12. The genotyping method of claim 9, wherein operation (c) further comprises filtering out hybridization intensity quantification data obtained from bad spots having a larger diameter than an effective spot diameter cutoff value among the hybridization intensity quantification data, prior to sub-operation (c-2).

13. The genotyping method of claim 1, wherein at least two identical optimal probe sets are immobilized for each mutation site.

14. The genotyping method of claim 13, wherein the two or more different probes matching the respective two or more different genotypes are immobilized for each mutation site such that at least two identical probes matching one genotype are arranged and at least two identical probes matching another genotype are arranged adjacent to the at least two identical probes matching the one genotype.
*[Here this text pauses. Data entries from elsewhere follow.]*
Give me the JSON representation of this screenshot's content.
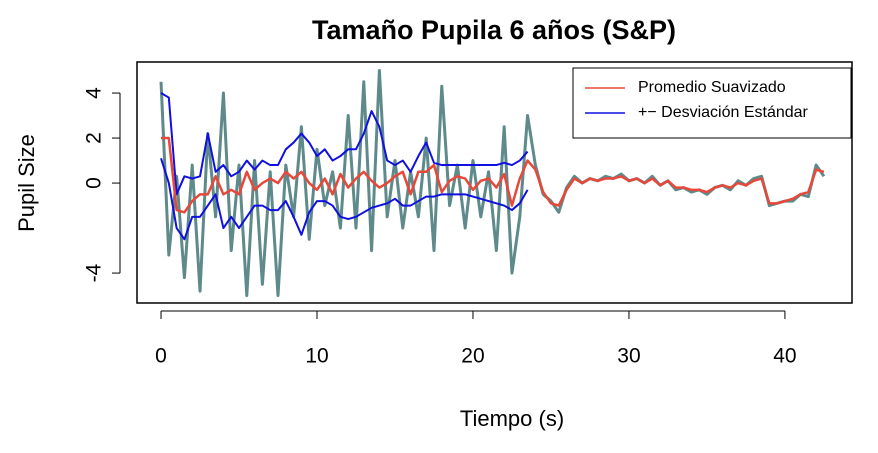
{
  "chart_data": {
    "type": "line",
    "title": "Tamaño Pupila 6 años (S&P)",
    "x_label": "Tiempo (s)",
    "y_label": "Pupil Size",
    "xlim": [
      -1.54,
      44.3
    ],
    "ylim": [
      -5.33,
      5.38
    ],
    "xticks": [
      0,
      10,
      20,
      30,
      40
    ],
    "yticks": [
      -4,
      0,
      2,
      4
    ],
    "legend": "top-right",
    "x": [
      0,
      0.5,
      1,
      1.5,
      2,
      2.5,
      3,
      3.5,
      4,
      4.5,
      5,
      5.5,
      6,
      6.5,
      7,
      7.5,
      8,
      8.5,
      9,
      9.5,
      10,
      10.5,
      11,
      11.5,
      12,
      12.5,
      13,
      13.5,
      14,
      14.5,
      15,
      15.5,
      16,
      16.5,
      17,
      17.5,
      18,
      18.5,
      19,
      19.5,
      20,
      20.5,
      21,
      21.5,
      22,
      22.5,
      23,
      23.5,
      24,
      24.5,
      25,
      25.5,
      26,
      26.5,
      27,
      27.5,
      28,
      28.5,
      29,
      29.5,
      30,
      30.5,
      31,
      31.5,
      32,
      32.5,
      33,
      33.5,
      34,
      34.5,
      35,
      35.5,
      36,
      36.5,
      37,
      37.5,
      38,
      38.5,
      39,
      39.5,
      40,
      40.5,
      41,
      41.5,
      42,
      42.5
    ],
    "series": [
      {
        "color": "#5f8a8b",
        "width": 3,
        "values": [
          4.5,
          -3.2,
          0.3,
          -4.2,
          0.8,
          -4.8,
          2.2,
          -1.5,
          4.0,
          -3.0,
          0.8,
          -5.0,
          1.0,
          -4.5,
          0.5,
          -5.0,
          0.8,
          -1.5,
          2.5,
          -2.5,
          1.5,
          -1.0,
          0.5,
          -2.0,
          3.0,
          -2.0,
          4.5,
          -3.0,
          5.0,
          -1.5,
          1.0,
          -2.0,
          0.5,
          -1.5,
          2.0,
          -3.0,
          4.3,
          -1.0,
          0.8,
          -2.0,
          1.0,
          -1.5,
          0.5,
          -3.0,
          2.5,
          -4.0,
          -1.5,
          3.0,
          0.8,
          -0.5,
          -0.8,
          -1.3,
          -0.2,
          0.3,
          0,
          0.2,
          0.1,
          0.3,
          0.2,
          0.4,
          0.1,
          0.2,
          0,
          0.3,
          -0.1,
          0.1,
          -0.3,
          -0.2,
          -0.4,
          -0.3,
          -0.5,
          -0.2,
          -0.1,
          -0.3,
          0.1,
          -0.1,
          0.2,
          0.3,
          -1.0,
          -0.9,
          -0.8,
          -0.8,
          -0.5,
          -0.6,
          0.8,
          0.3
        ]
      },
      {
        "name": "+− Desviación Estándar",
        "color": "#1010e0",
        "width": 2,
        "values": [
          4.0,
          3.8,
          -0.5,
          0.3,
          0.2,
          0.3,
          2.2,
          0.5,
          0.8,
          0.3,
          0.5,
          1.0,
          0.6,
          1.0,
          0.8,
          0.8,
          1.5,
          1.8,
          2.2,
          1.8,
          1.2,
          1.5,
          1.0,
          1.2,
          1.5,
          1.5,
          2.2,
          3.2,
          2.5,
          1.0,
          0.8,
          1.0,
          0.5,
          1.2,
          1.8,
          0.9,
          0.8,
          0.8,
          0.8,
          0.8,
          0.8,
          0.8,
          0.8,
          0.8,
          0.9,
          0.8,
          1.0,
          1.4,
          null,
          null,
          null,
          null,
          null,
          null,
          null,
          null,
          null,
          null,
          null,
          null,
          null,
          null,
          null,
          null,
          null,
          null,
          null,
          null,
          null,
          null,
          null,
          null,
          null,
          null,
          null,
          null,
          null,
          null,
          null,
          null,
          null,
          null,
          null,
          null,
          null,
          null
        ]
      },
      {
        "color": "#1010e0",
        "width": 2,
        "values": [
          1.1,
          0,
          -2.0,
          -2.5,
          -1.5,
          -1.5,
          -1.0,
          -0.5,
          -2.0,
          -1.5,
          -2.0,
          -1.5,
          -1.0,
          -1.0,
          -1.2,
          -1.2,
          -0.8,
          -1.5,
          -2.3,
          -1.3,
          -0.8,
          -0.8,
          -1.0,
          -1.5,
          -1.6,
          -1.5,
          -1.3,
          -1.1,
          -1.0,
          -0.9,
          -0.7,
          -1.0,
          -1.0,
          -0.8,
          -0.6,
          -0.6,
          -0.5,
          -0.5,
          -0.5,
          -0.5,
          -0.6,
          -0.7,
          -0.8,
          -0.9,
          -1.0,
          -1.2,
          -0.9,
          -0.3,
          null,
          null,
          null,
          null,
          null,
          null,
          null,
          null,
          null,
          null,
          null,
          null,
          null,
          null,
          null,
          null,
          null,
          null,
          null,
          null,
          null,
          null,
          null,
          null,
          null,
          null,
          null,
          null,
          null,
          null,
          null,
          null,
          null,
          null,
          null,
          null,
          null,
          null
        ]
      },
      {
        "name": "Promedio Suavizado",
        "color": "#e8483a",
        "width": 2.5,
        "values": [
          2.0,
          2.0,
          -1.2,
          -1.3,
          -0.8,
          -0.5,
          -0.5,
          0.3,
          -0.5,
          -0.3,
          -0.5,
          0.5,
          -0.3,
          0,
          0.2,
          0,
          0.5,
          0.2,
          0.5,
          0,
          -0.3,
          0.2,
          -0.5,
          0.4,
          -0.2,
          0.2,
          0.5,
          0.1,
          -0.2,
          0,
          0.3,
          0.5,
          -0.5,
          0.5,
          0.5,
          0.8,
          -0.4,
          0.1,
          0.3,
          0.2,
          -0.3,
          0.1,
          0.2,
          -0.2,
          0.4,
          -1.0,
          0.2,
          1.0,
          0.6,
          -0.4,
          -0.9,
          -1.0,
          -0.3,
          0.2,
          0,
          0.2,
          0.1,
          0.2,
          0.2,
          0.3,
          0.1,
          0.2,
          0,
          0.2,
          -0.1,
          0.1,
          -0.2,
          -0.2,
          -0.3,
          -0.3,
          -0.4,
          -0.2,
          -0.1,
          -0.2,
          0,
          -0.1,
          0.1,
          0.2,
          -0.9,
          -0.9,
          -0.8,
          -0.7,
          -0.5,
          -0.4,
          0.6,
          0.5
        ]
      }
    ]
  }
}
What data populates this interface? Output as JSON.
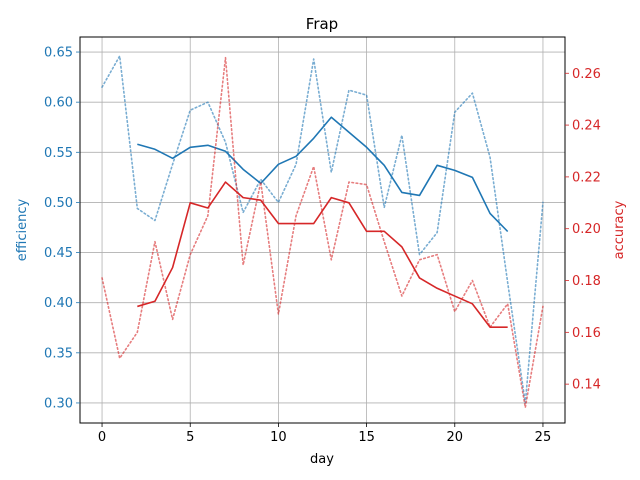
{
  "chart_data": {
    "type": "line",
    "title": "Frap",
    "xlabel": "day",
    "ylabel_left": "efficiency",
    "ylabel_right": "accuracy",
    "xlim": [
      -1.25,
      26.25
    ],
    "ylim_left": [
      0.28,
      0.665
    ],
    "ylim_right": [
      0.125,
      0.274
    ],
    "x_ticks": [
      0,
      5,
      10,
      15,
      20,
      25
    ],
    "y_ticks_left": [
      0.3,
      0.35,
      0.4,
      0.45,
      0.5,
      0.55,
      0.6,
      0.65
    ],
    "y_ticks_right": [
      0.14,
      0.16,
      0.18,
      0.2,
      0.22,
      0.24,
      0.26
    ],
    "grid": true,
    "colors": {
      "efficiency": "#1f77b4",
      "accuracy": "#d62728",
      "grid": "#b0b0b0"
    },
    "series": [
      {
        "axis": "left",
        "style": "dotted",
        "color": "#1f77b4",
        "x": [
          0,
          1,
          2,
          3,
          4,
          5,
          6,
          7,
          8,
          9,
          10,
          11,
          12,
          13,
          14,
          15,
          16,
          17,
          18,
          19,
          20,
          21,
          22,
          23,
          24,
          25
        ],
        "values": [
          0.615,
          0.646,
          0.494,
          0.482,
          0.538,
          0.592,
          0.6,
          0.56,
          0.49,
          0.523,
          0.5,
          0.538,
          0.643,
          0.53,
          0.612,
          0.607,
          0.495,
          0.567,
          0.448,
          0.47,
          0.59,
          0.609,
          0.545,
          0.42,
          0.3,
          0.5
        ]
      },
      {
        "axis": "left",
        "style": "solid",
        "color": "#1f77b4",
        "x": [
          2,
          3,
          4,
          5,
          6,
          7,
          8,
          9,
          10,
          11,
          12,
          13,
          14,
          15,
          16,
          17,
          18,
          19,
          20,
          21,
          22,
          23
        ],
        "values": [
          0.558,
          0.553,
          0.544,
          0.555,
          0.557,
          0.551,
          0.533,
          0.519,
          0.538,
          0.546,
          0.564,
          0.585,
          0.57,
          0.555,
          0.537,
          0.51,
          0.507,
          0.537,
          0.532,
          0.525,
          0.489,
          0.471
        ]
      },
      {
        "axis": "right",
        "style": "dotted",
        "color": "#d62728",
        "x": [
          0,
          1,
          2,
          3,
          4,
          5,
          6,
          7,
          8,
          9,
          10,
          11,
          12,
          13,
          14,
          15,
          16,
          17,
          18,
          19,
          20,
          21,
          22,
          23,
          24,
          25
        ],
        "values": [
          0.181,
          0.15,
          0.16,
          0.195,
          0.165,
          0.19,
          0.205,
          0.266,
          0.186,
          0.218,
          0.167,
          0.205,
          0.224,
          0.188,
          0.218,
          0.217,
          0.195,
          0.174,
          0.188,
          0.19,
          0.168,
          0.18,
          0.162,
          0.171,
          0.131,
          0.17
        ]
      },
      {
        "axis": "right",
        "style": "solid",
        "color": "#d62728",
        "x": [
          2,
          3,
          4,
          5,
          6,
          7,
          8,
          9,
          10,
          11,
          12,
          13,
          14,
          15,
          16,
          17,
          18,
          19,
          20,
          21,
          22,
          23
        ],
        "values": [
          0.17,
          0.172,
          0.185,
          0.21,
          0.208,
          0.218,
          0.212,
          0.211,
          0.202,
          0.202,
          0.202,
          0.212,
          0.21,
          0.199,
          0.199,
          0.193,
          0.181,
          0.177,
          0.174,
          0.171,
          0.162,
          0.162
        ]
      }
    ]
  }
}
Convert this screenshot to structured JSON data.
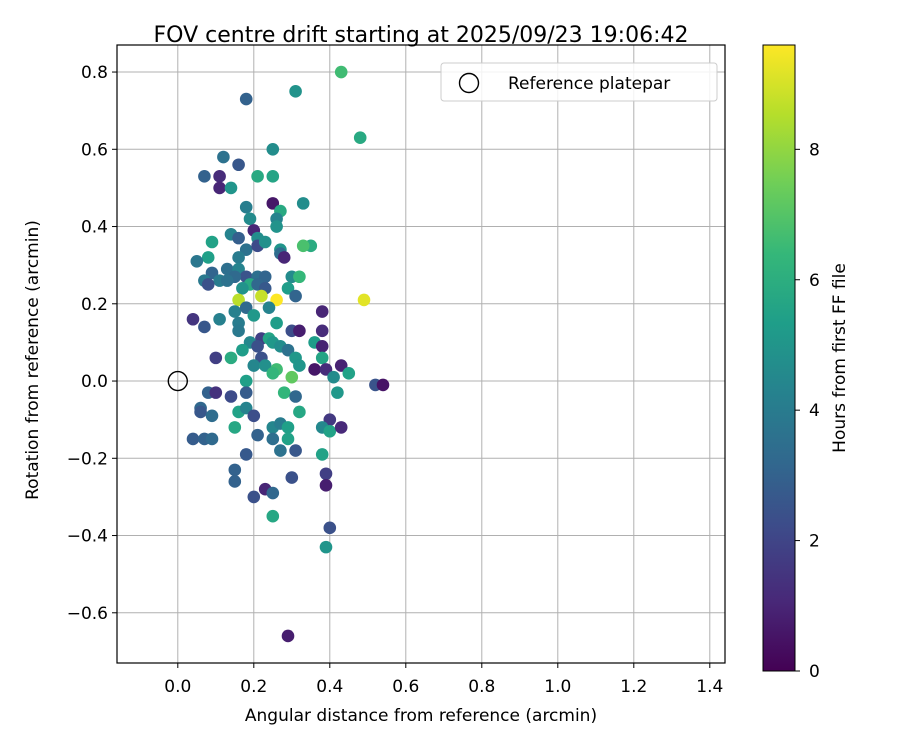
{
  "chart_data": {
    "type": "scatter",
    "title": "FOV centre drift starting at 2025/09/23 19:06:42",
    "xlabel": "Angular distance from reference (arcmin)",
    "ylabel": "Rotation from reference (arcmin)",
    "xlim": [
      -0.16,
      1.44
    ],
    "ylim": [
      -0.73,
      0.87
    ],
    "xticks": [
      "0.0",
      "0.2",
      "0.4",
      "0.6",
      "0.8",
      "1.0",
      "1.2",
      "1.4"
    ],
    "xtick_values": [
      0.0,
      0.2,
      0.4,
      0.6,
      0.8,
      1.0,
      1.2,
      1.4
    ],
    "yticks": [
      "−0.6",
      "−0.4",
      "−0.2",
      "0.0",
      "0.2",
      "0.4",
      "0.6",
      "0.8"
    ],
    "ytick_values": [
      -0.6,
      -0.4,
      -0.2,
      0.0,
      0.2,
      0.4,
      0.6,
      0.8
    ],
    "grid": true,
    "legend": {
      "position": "top-right",
      "entries": [
        "Reference platepar"
      ]
    },
    "reference_point": {
      "x": 0.0,
      "y": 0.0,
      "label": "Reference platepar"
    },
    "colorbar": {
      "label": "Hours from first FF file",
      "range": [
        0,
        9.6
      ],
      "ticks": [
        "0",
        "2",
        "4",
        "6",
        "8"
      ],
      "tick_values": [
        0,
        2,
        4,
        6,
        8
      ],
      "colormap": "viridis",
      "stops": [
        "#440154",
        "#482878",
        "#3e4989",
        "#31688e",
        "#26828e",
        "#1f9e89",
        "#35b779",
        "#6ece58",
        "#b5de2b",
        "#fde725"
      ]
    },
    "points": [
      [
        0.43,
        0.8,
        6.6
      ],
      [
        0.31,
        0.75,
        4.9
      ],
      [
        0.18,
        0.73,
        3.0
      ],
      [
        0.48,
        0.63,
        5.8
      ],
      [
        0.25,
        0.6,
        4.7
      ],
      [
        0.12,
        0.58,
        3.6
      ],
      [
        0.16,
        0.56,
        2.6
      ],
      [
        0.07,
        0.53,
        3.0
      ],
      [
        0.11,
        0.53,
        1.2
      ],
      [
        0.21,
        0.53,
        5.8
      ],
      [
        0.25,
        0.53,
        5.6
      ],
      [
        0.11,
        0.5,
        1.0
      ],
      [
        0.14,
        0.5,
        5.0
      ],
      [
        0.25,
        0.46,
        0.6
      ],
      [
        0.33,
        0.46,
        4.7
      ],
      [
        0.18,
        0.45,
        4.1
      ],
      [
        0.27,
        0.44,
        5.8
      ],
      [
        0.19,
        0.42,
        4.6
      ],
      [
        0.26,
        0.42,
        4.3
      ],
      [
        0.2,
        0.39,
        1.0
      ],
      [
        0.26,
        0.4,
        4.9
      ],
      [
        0.14,
        0.38,
        4.3
      ],
      [
        0.16,
        0.37,
        2.9
      ],
      [
        0.21,
        0.37,
        4.7
      ],
      [
        0.35,
        0.35,
        5.9
      ],
      [
        0.09,
        0.36,
        5.5
      ],
      [
        0.18,
        0.34,
        3.6
      ],
      [
        0.21,
        0.35,
        2.2
      ],
      [
        0.23,
        0.36,
        4.8
      ],
      [
        0.27,
        0.34,
        5.0
      ],
      [
        0.33,
        0.35,
        6.8
      ],
      [
        0.27,
        0.33,
        3.4
      ],
      [
        0.08,
        0.32,
        5.4
      ],
      [
        0.16,
        0.32,
        4.0
      ],
      [
        0.28,
        0.32,
        1.0
      ],
      [
        0.05,
        0.31,
        3.8
      ],
      [
        0.13,
        0.29,
        3.5
      ],
      [
        0.16,
        0.29,
        4.3
      ],
      [
        0.09,
        0.28,
        3.1
      ],
      [
        0.18,
        0.27,
        2.5
      ],
      [
        0.15,
        0.27,
        3.3
      ],
      [
        0.21,
        0.27,
        3.5
      ],
      [
        0.23,
        0.27,
        3.1
      ],
      [
        0.3,
        0.27,
        4.6
      ],
      [
        0.32,
        0.27,
        6.4
      ],
      [
        0.07,
        0.26,
        3.9
      ],
      [
        0.11,
        0.26,
        4.0
      ],
      [
        0.13,
        0.26,
        3.6
      ],
      [
        0.19,
        0.25,
        5.8
      ],
      [
        0.17,
        0.24,
        4.9
      ],
      [
        0.08,
        0.25,
        2.4
      ],
      [
        0.21,
        0.25,
        3.2
      ],
      [
        0.23,
        0.24,
        2.7
      ],
      [
        0.29,
        0.24,
        5.3
      ],
      [
        0.31,
        0.22,
        3.1
      ],
      [
        0.16,
        0.21,
        8.6
      ],
      [
        0.22,
        0.22,
        8.8
      ],
      [
        0.26,
        0.21,
        9.6
      ],
      [
        0.49,
        0.21,
        9.2
      ],
      [
        0.15,
        0.18,
        4.2
      ],
      [
        0.18,
        0.19,
        3.3
      ],
      [
        0.2,
        0.17,
        5.1
      ],
      [
        0.24,
        0.19,
        4.3
      ],
      [
        0.38,
        0.18,
        1.0
      ],
      [
        0.04,
        0.16,
        1.5
      ],
      [
        0.11,
        0.16,
        4.2
      ],
      [
        0.16,
        0.15,
        4.0
      ],
      [
        0.26,
        0.15,
        5.3
      ],
      [
        0.07,
        0.14,
        2.6
      ],
      [
        0.16,
        0.13,
        3.9
      ],
      [
        0.3,
        0.13,
        2.3
      ],
      [
        0.32,
        0.13,
        0.8
      ],
      [
        0.38,
        0.13,
        1.2
      ],
      [
        0.22,
        0.11,
        1.8
      ],
      [
        0.24,
        0.11,
        5.6
      ],
      [
        0.19,
        0.1,
        4.5
      ],
      [
        0.25,
        0.1,
        5.1
      ],
      [
        0.27,
        0.09,
        4.7
      ],
      [
        0.36,
        0.1,
        5.3
      ],
      [
        0.17,
        0.08,
        5.3
      ],
      [
        0.21,
        0.09,
        2.4
      ],
      [
        0.29,
        0.08,
        3.6
      ],
      [
        0.38,
        0.09,
        0.9
      ],
      [
        0.1,
        0.06,
        1.8
      ],
      [
        0.14,
        0.06,
        5.9
      ],
      [
        0.22,
        0.06,
        2.4
      ],
      [
        0.31,
        0.06,
        5.1
      ],
      [
        0.38,
        0.06,
        5.6
      ],
      [
        0.2,
        0.04,
        4.4
      ],
      [
        0.23,
        0.04,
        4.8
      ],
      [
        0.26,
        0.03,
        6.6
      ],
      [
        0.32,
        0.04,
        5.0
      ],
      [
        0.36,
        0.03,
        0.6
      ],
      [
        0.39,
        0.03,
        1.2
      ],
      [
        0.43,
        0.04,
        0.9
      ],
      [
        0.18,
        0.0,
        5.4
      ],
      [
        0.25,
        0.02,
        6.3
      ],
      [
        0.3,
        0.01,
        7.2
      ],
      [
        0.41,
        0.01,
        4.6
      ],
      [
        0.45,
        0.02,
        5.5
      ],
      [
        0.52,
        -0.01,
        2.5
      ],
      [
        0.54,
        -0.01,
        0.5
      ],
      [
        0.42,
        -0.03,
        5.1
      ],
      [
        0.08,
        -0.03,
        3.0
      ],
      [
        0.1,
        -0.03,
        1.4
      ],
      [
        0.14,
        -0.04,
        2.2
      ],
      [
        0.18,
        -0.03,
        2.8
      ],
      [
        0.28,
        -0.03,
        6.3
      ],
      [
        0.31,
        -0.04,
        3.2
      ],
      [
        0.4,
        -0.1,
        1.6
      ],
      [
        0.06,
        -0.07,
        3.2
      ],
      [
        0.06,
        -0.08,
        2.6
      ],
      [
        0.09,
        -0.09,
        3.4
      ],
      [
        0.16,
        -0.08,
        5.5
      ],
      [
        0.18,
        -0.07,
        4.3
      ],
      [
        0.2,
        -0.09,
        2.3
      ],
      [
        0.32,
        -0.08,
        5.7
      ],
      [
        0.15,
        -0.12,
        5.7
      ],
      [
        0.25,
        -0.12,
        4.4
      ],
      [
        0.27,
        -0.11,
        4.0
      ],
      [
        0.29,
        -0.12,
        5.4
      ],
      [
        0.38,
        -0.12,
        4.5
      ],
      [
        0.4,
        -0.13,
        5.5
      ],
      [
        0.43,
        -0.12,
        1.1
      ],
      [
        0.04,
        -0.15,
        2.8
      ],
      [
        0.07,
        -0.15,
        3.0
      ],
      [
        0.09,
        -0.15,
        3.3
      ],
      [
        0.21,
        -0.14,
        3.0
      ],
      [
        0.25,
        -0.15,
        3.5
      ],
      [
        0.29,
        -0.15,
        5.5
      ],
      [
        0.27,
        -0.18,
        3.6
      ],
      [
        0.31,
        -0.18,
        2.6
      ],
      [
        0.38,
        -0.19,
        5.5
      ],
      [
        0.18,
        -0.19,
        2.7
      ],
      [
        0.15,
        -0.23,
        3.0
      ],
      [
        0.39,
        -0.24,
        1.8
      ],
      [
        0.15,
        -0.26,
        3.0
      ],
      [
        0.3,
        -0.25,
        2.4
      ],
      [
        0.39,
        -0.27,
        0.8
      ],
      [
        0.23,
        -0.28,
        1.0
      ],
      [
        0.25,
        -0.29,
        3.2
      ],
      [
        0.2,
        -0.3,
        2.4
      ],
      [
        0.25,
        -0.35,
        5.7
      ],
      [
        0.4,
        -0.38,
        2.4
      ],
      [
        0.39,
        -0.43,
        5.0
      ],
      [
        0.29,
        -0.66,
        0.8
      ]
    ]
  }
}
15. The genotyping method of claim 1, wherein the optimal probe set for each mutation site is screened by:

designing a plurality of different probe sets, each of which is composed of two or more different probes matching respective two or more different genotypes, using an in-silico method;

immobilizing the plurality of the different probe sets on substrates to manufacture optimal probe set screening chips;

hybridizing the standard nucleic acid to the optimal probe set screening chips;

collecting hybridization intensity quantification data; and

screening a probe set having the greatest hybridization intensity.

16. The genotyping method of claim 1, further comprising correcting the genotyped results of operation (c) based on cross-hybridization data of the probe set for each mutation site.

17. The genotyping method of claim 1, wherein the optimal probe set composed of the two or more different probes matching respective two or more different genotypes perfectly matches the respective two or more different genotypes.